Donald Trump’s ascendancy to the presidency is one of the most dramatic political stories of our lifetimes.

According to Fortune magazine, the odds of Donald Trump winning the presidency hovered around 25-to-1 in August 2015. On the eve of the election, Trump’s odds had improved to 5-to-1 but he was still a long shot by any measure.

The Trump presidency is a wild card for the construction materials industry. Trump’s plans, though short on details, suggest he maintains a strong commitment to infrastructure development and job growth in the United States.

If Trump is successful in navigating political waters in Washington, a meaningful infrastructure package could be the growth catalyst the industry has needed since the onset of the Great Recession. This, along with tax and regulatory reform could create a strong boost for the industry.

At least the market thought so.

By Nov. 10, two days after Election Day, domestic construction materials saw double-digit percentage growth in their stock prices.

U.S. Concrete received a 19 percent price jump in the two days following the election, and Vulcan Materials, Granite Construction, Martin Marietta and Summit Materials all saw a bounce of more than 13 percent.

The market clearly failed to anticipate the election of Donald Trump and believes the prospects for infrastructure development are substantially higher than they were prior to the election.

This growth trend has continued since election week with shares of domestic construction materials firms continuing to perform well. FMI’s Construction Materials Index (CMI) has outpaced the S&P 500 by more than 12 percentage points over the past three months and 14 percentage points over the past year.

However, on a 10-year basis, the CMI has yet to return to its January 2007 levels and remains well behind the S&P 500 and Dow Jones Industrial Average. In sum, the market’s reaction to Trump’s election has been a positive to construction materials stocks, and if Congress is able to pass a meaningful infrastructure funding package, there remains plenty of room for growth. We’d place the odds at somewhat better than 25-to-1.

Will foreign buyers return to the United states?

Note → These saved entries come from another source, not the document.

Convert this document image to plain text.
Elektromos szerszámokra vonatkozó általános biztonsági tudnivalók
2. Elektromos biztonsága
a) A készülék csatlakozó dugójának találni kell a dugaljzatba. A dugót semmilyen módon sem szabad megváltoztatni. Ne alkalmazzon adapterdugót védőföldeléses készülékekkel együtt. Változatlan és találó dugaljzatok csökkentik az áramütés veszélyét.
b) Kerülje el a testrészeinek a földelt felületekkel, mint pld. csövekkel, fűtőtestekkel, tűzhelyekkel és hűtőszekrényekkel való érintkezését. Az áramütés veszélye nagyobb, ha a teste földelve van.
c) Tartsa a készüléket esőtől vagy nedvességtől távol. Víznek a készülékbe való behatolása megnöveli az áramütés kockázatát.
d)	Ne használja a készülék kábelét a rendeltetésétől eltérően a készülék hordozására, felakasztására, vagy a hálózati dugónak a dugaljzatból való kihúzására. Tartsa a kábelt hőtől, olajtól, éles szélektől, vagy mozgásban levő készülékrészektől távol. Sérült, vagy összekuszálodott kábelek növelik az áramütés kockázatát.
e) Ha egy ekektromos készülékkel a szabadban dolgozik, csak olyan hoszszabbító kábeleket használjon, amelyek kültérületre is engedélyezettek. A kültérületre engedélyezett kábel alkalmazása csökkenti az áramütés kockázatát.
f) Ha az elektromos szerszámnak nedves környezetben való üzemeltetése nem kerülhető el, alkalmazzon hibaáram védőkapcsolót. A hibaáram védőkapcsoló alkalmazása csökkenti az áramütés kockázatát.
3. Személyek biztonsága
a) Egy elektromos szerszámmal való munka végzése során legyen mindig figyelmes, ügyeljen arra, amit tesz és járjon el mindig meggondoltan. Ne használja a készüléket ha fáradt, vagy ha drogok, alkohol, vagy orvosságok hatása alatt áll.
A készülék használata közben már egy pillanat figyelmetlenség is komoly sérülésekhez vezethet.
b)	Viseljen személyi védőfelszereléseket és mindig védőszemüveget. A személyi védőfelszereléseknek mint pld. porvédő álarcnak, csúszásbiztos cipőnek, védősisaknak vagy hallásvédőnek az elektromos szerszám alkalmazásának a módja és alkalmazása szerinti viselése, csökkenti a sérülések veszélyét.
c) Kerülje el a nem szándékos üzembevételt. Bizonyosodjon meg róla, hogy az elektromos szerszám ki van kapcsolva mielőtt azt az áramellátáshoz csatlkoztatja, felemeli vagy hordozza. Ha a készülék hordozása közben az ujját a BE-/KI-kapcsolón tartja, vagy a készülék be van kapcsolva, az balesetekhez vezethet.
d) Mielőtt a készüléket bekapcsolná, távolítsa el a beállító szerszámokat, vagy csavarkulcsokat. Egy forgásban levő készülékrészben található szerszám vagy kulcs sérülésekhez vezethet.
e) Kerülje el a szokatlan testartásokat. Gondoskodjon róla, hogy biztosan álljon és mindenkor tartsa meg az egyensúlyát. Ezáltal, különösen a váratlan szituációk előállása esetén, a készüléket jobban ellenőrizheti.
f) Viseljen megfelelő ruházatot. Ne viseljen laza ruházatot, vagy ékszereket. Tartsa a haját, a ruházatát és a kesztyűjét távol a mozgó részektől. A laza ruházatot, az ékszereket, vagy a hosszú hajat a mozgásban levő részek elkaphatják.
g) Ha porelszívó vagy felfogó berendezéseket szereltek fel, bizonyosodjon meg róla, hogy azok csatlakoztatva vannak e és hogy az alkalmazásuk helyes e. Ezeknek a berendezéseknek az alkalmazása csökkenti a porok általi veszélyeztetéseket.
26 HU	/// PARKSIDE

While changing competitive dynamics in North American cement markets and a Trump infrastructure plan are both strong catalysts for foreign construction materials investment in the U.S., a third factor has emerged that may also spur a resurgence in foreign interest in U.S. materials firms: the strengthening U.S. dollar.

Since July 2014, the value of the U.S. dollar versus other major world currencies has increased by well over 25 percent. The strength of the U.S. dollar has several implications for foreign investment in U.S. construction materials firms. Most notably, foreign investment in the U.S. becomes more expensive.

However, if foreign investors believe the dollar will continue to strengthen, future profits will grow concurrently and improve overall return on investment.

 

Secondly, imports become cheaper for U.S. consumers. Barring any changes in tariff structures, construction materials firms could benefit from cheaper equipment costs from overseas.

With weakening world economies and a strengthening U.S. dollar, the United States becomes an increasingly attractive investment for foreign firms.
When combined with the potential of a meaningful infrastructure investment package from Congress, 2017 may be the year foreign buyers return to the U.S. in earnest.

As the dust continues to settle on the megamerger and the U.S. dollar strengthens, large international firms are likely to refocus on their positions in U.S. markets.

If a Trump administration is successful in passing a more robust infrastructure package, we would expect 2017 to be a strong year for valuations and ultimately, downstream deals.


George Reddin, managing director, and Scott Duncan, director, are with FMI Capital Advisors Inc., FMI Corp.’s investment banking subsidiary. They specialize in mergers and acquisitions and financial advisory services.